- Born: Bridget Gillan 15 November 1894 Inishmore, Aran Islands, County Galway, Ireland
- Died: 31 December 2003 (aged 109) Galway, Ireland
- Occupation: Nurse

= Bridget Dirrane =

Bridget Dirrane (15 November 1894 – 31 December 2003) was an Irish nurse, centenarian and memoirist.

==Early life==
Bridget Dirrane was born in Oatquarter in the townland of Kilmurvey on Inishmore, Aran Islands, County Galway on 15 November 1894. She was the youngest child of Joseph Gillan and Maggie (née Walsh). Her father was a weaver of flannel cloth and had a small farm. She had four brothers and three sisters. Her oldest brother was a fisherman, who died at age 21 in 1901, and her father died before 1911. Despite this hardship, all of the children went to school, with one of her brothers becoming an Irish teacher, and later an Irish inspector. The family spoke Irish at home, but they were all bilingual with English. Dirrane was schooled at the national school in Oatquarter until the age of 14. She left to work in local homes, looking after children. When she wrote her memoirs late in life, Dirrane claimed to have met Joseph Plunkett, Éamonn Ceannt, Thomas MacDonagh, Thomas Ashe and Patrick Pearse when they visited the island, visiting a house where she looked after the children, discussing politics and plans for the Easter Rising with them. She was a republican, becoming a member of Cumann na mBan in 1918 while she was working for Fr Matthew Ryan as a housekeeper. She was involved in drilling and assisting fugitives from the authorities. Because of their known republican sympathies, the Black and Tans raided the Gillan family homes.

==Career==
Dirrane moved to Dublin in 1919 to train in St Ultan's Hospital as a nurse. She was still under surveillance, being arrested alongside her employer Claude Chavasse when she was working as a nurse in his house. She was held in Dublin Bridewell for two days before being transferred to Mountjoy. In the time of her imprisonment, she was not charged or put on trial. Her refusal to speak English angered the guards, culminating in her going on hunger strike for a number of days in 1920 until she was released. She took part in the Cumann na mBan vigil outside of Mountjoy in November 1920, when Kevin Barry was hanged.
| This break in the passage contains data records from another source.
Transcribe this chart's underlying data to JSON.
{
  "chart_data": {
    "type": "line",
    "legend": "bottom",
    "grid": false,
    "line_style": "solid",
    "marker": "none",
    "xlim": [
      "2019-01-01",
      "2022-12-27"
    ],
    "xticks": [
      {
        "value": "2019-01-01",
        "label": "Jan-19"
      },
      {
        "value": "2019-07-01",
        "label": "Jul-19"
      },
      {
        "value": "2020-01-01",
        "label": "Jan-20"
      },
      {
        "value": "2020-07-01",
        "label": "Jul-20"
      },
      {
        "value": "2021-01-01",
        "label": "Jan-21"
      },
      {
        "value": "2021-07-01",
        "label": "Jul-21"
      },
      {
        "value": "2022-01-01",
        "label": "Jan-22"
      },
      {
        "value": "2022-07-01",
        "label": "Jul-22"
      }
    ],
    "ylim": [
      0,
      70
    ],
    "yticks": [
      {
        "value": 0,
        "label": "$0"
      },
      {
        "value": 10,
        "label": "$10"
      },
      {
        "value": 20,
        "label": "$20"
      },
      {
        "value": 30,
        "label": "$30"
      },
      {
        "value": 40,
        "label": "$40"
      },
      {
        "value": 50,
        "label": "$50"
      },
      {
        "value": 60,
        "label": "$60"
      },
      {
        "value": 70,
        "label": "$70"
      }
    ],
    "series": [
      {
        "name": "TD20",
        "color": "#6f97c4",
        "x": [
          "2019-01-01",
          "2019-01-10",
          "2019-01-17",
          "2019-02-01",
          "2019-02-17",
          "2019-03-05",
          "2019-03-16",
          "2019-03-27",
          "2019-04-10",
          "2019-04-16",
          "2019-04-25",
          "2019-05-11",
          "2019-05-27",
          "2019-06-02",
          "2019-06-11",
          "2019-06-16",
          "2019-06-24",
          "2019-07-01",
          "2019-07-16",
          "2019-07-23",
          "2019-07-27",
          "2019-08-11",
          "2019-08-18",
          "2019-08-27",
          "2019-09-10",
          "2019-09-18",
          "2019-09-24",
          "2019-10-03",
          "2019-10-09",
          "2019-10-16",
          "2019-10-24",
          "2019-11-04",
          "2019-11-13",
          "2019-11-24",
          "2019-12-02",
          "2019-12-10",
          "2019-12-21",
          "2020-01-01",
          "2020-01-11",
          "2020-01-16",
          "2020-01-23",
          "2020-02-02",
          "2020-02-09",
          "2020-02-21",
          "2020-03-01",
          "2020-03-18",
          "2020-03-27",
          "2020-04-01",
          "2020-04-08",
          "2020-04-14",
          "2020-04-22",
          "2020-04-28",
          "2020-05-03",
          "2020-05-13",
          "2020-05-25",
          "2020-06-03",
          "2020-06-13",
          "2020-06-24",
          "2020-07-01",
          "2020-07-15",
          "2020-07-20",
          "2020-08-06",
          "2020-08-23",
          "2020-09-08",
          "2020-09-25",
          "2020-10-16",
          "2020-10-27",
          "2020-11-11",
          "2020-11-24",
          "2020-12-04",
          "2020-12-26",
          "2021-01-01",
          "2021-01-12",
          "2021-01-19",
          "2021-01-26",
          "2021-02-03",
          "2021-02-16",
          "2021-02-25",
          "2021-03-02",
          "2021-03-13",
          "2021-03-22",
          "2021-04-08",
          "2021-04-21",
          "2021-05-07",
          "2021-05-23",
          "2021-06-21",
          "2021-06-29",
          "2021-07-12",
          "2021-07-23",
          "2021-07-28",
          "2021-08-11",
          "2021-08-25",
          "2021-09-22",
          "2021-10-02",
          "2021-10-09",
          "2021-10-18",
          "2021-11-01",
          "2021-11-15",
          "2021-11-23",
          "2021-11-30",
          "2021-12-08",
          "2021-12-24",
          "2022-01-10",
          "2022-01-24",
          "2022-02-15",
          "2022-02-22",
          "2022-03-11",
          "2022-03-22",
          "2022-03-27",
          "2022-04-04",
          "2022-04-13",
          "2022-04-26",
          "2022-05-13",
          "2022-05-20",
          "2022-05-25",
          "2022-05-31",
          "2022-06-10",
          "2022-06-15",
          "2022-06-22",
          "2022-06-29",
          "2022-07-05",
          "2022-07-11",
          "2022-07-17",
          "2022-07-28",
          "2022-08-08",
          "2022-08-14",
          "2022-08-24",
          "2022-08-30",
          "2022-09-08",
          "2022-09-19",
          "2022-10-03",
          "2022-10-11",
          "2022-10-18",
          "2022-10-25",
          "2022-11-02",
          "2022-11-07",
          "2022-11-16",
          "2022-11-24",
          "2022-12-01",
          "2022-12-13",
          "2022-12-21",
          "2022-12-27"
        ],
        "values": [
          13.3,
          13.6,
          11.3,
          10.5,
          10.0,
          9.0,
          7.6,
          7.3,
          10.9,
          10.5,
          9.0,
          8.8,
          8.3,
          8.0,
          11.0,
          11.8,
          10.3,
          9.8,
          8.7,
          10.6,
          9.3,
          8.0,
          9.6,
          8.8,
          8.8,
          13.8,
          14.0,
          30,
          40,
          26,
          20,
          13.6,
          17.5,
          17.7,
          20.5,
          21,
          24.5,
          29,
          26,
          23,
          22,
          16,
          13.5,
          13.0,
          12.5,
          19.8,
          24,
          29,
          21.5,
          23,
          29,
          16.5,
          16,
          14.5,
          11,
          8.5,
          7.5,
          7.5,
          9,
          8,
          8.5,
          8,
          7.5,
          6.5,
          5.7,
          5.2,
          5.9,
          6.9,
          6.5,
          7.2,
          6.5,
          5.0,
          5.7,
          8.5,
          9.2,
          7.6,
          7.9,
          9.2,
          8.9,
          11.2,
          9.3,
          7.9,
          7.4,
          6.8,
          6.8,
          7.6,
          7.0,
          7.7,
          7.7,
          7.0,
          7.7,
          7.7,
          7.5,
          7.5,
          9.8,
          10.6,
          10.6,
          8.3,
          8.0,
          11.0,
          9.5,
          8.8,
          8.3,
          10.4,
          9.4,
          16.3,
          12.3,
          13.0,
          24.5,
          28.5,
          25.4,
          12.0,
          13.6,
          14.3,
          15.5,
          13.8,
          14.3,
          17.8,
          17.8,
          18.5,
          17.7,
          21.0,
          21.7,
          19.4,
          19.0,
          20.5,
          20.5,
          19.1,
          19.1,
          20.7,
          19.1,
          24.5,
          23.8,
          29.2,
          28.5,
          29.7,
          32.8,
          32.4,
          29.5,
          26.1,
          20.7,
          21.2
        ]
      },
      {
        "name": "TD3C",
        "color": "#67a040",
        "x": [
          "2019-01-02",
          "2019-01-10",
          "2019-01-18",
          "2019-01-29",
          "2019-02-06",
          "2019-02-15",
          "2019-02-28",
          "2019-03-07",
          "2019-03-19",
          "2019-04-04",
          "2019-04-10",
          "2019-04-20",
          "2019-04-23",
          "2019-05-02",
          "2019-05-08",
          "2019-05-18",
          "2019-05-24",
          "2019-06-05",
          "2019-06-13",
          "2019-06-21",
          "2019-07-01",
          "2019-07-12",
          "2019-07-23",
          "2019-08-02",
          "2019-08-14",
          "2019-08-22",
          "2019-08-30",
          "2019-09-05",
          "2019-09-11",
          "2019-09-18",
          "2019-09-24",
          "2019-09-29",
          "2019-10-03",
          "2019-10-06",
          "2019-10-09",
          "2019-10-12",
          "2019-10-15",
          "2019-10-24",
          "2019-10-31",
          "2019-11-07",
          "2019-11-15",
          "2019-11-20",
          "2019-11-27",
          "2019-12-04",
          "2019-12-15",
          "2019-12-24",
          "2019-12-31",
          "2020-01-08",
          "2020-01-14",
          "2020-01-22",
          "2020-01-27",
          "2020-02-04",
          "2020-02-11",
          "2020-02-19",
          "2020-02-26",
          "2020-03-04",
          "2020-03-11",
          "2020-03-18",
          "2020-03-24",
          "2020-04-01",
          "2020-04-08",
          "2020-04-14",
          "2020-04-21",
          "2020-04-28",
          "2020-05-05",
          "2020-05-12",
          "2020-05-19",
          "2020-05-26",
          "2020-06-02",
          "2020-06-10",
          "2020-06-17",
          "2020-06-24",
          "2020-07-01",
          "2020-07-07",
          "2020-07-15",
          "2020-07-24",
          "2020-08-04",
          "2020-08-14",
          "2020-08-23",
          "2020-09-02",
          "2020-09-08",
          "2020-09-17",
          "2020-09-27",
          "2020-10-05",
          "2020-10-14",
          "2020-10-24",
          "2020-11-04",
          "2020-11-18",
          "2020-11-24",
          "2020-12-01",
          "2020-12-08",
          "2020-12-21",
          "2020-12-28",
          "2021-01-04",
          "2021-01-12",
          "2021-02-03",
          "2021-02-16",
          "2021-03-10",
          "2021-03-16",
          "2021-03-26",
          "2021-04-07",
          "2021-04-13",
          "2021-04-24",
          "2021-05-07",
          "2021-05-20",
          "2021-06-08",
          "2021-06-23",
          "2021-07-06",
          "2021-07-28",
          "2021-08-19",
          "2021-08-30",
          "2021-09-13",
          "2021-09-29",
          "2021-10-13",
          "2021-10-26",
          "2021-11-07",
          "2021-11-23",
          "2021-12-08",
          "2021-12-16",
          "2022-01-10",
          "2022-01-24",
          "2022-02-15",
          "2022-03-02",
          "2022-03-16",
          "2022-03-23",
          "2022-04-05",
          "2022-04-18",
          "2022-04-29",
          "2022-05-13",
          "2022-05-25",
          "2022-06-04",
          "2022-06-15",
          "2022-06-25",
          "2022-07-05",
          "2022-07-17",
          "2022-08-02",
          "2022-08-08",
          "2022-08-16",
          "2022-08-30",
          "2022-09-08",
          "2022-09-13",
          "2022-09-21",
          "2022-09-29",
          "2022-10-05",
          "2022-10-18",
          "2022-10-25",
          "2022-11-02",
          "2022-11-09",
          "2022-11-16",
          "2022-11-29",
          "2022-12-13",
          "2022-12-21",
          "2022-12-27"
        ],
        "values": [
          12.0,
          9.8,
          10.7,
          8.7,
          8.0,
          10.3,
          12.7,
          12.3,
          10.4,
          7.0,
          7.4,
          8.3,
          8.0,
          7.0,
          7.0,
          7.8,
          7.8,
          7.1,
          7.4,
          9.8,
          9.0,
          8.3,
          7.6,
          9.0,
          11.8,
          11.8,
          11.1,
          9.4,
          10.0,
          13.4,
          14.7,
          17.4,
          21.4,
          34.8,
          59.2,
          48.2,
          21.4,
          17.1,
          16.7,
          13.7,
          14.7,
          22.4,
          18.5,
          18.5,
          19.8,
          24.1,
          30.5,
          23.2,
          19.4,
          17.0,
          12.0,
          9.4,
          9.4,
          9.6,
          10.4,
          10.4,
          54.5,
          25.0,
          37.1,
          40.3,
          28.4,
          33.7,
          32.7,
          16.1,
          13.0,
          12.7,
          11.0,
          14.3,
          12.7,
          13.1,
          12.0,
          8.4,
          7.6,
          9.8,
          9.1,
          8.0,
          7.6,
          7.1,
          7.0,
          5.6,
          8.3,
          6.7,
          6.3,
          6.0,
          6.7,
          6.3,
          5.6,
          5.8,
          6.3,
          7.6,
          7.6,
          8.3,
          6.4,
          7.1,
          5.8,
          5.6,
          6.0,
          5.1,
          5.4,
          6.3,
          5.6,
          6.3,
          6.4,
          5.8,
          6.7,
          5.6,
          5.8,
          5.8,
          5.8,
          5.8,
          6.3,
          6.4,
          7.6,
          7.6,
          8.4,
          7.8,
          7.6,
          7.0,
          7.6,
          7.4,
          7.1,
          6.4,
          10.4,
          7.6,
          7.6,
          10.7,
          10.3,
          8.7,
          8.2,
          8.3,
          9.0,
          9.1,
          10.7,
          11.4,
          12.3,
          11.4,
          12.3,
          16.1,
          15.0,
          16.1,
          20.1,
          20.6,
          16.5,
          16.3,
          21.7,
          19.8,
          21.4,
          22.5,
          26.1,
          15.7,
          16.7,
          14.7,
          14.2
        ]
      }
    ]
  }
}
She worked in Richard Mulcahy's house for two years, before emigrating to the United States in 1927 to continue her career as a nurse. She worked in Boston where she was an active member of the Irish emigrant community alongside former neighbours from the Aran Islands and some relatives. She worked in a hotel for a time, but returned to nursing after her marriage to Edward 'Ned' Dirrane in November 1932 in the Jamaica Plain section of Boston. Ned was a labourer in Boston, was also from Inishmore, died from heart failure in 1940. Dirrane continued her career nursing in hospitals and as a district nurse. On 13 May 1940, she naturalised as US citizen. During World War II, she worked as a nurse in a munitions factory, and at a US Army Air Forces bomber base in Mississippi. She canvassed for John F. Kennedy in the Irish community in South Boston when he ran for president in 1960. Jean Kennedy Smith visited Dirrane in 1997 in Galway to acknowledge her contribution. Dirrane also met Senator Edward Kennedy.

==Later life==
Following her retirement, Dirrane lived with her nephew, but she returned to the Aran Islands in 1966 at age 72. There she lived with her brother-in-law, Pat Dirrane, a widower with three grown sons. They married in a private ceremony on 27 April 1966. She continued to live on the island after Pat's death on 28 February 1990, living with her stepson. She eventually moved into a nursing home in Newcastle in the suburbs of Galway. When she celebrated her 100 birthday, she funded a statue of Our Lady Mary at a holy well in Corough on Inishmore. At age 103, the matron of Dirrane's nursing home arranged for a local writer Jack Mahon to record Dirrane's memories and collate them into a book. The book, A woman of Aran, was published in 1997 and was a bestseller for several weeks. Dirrane was awarded an honorary degree, an MA honoris causa, from NUI Galway in May 1998, the oldest person to ever receive one. The Ring of Aran®, designed by Thomas Taaffe Brady, was inspired by Bridget's life. The first ring ever made was presented to Bridget by the Mayor of Galway on January 1, 2000, to mark the Millennium Year. Dirrane died on 31 December 2003, aged 109, in Galway. She was buried on Inishmore.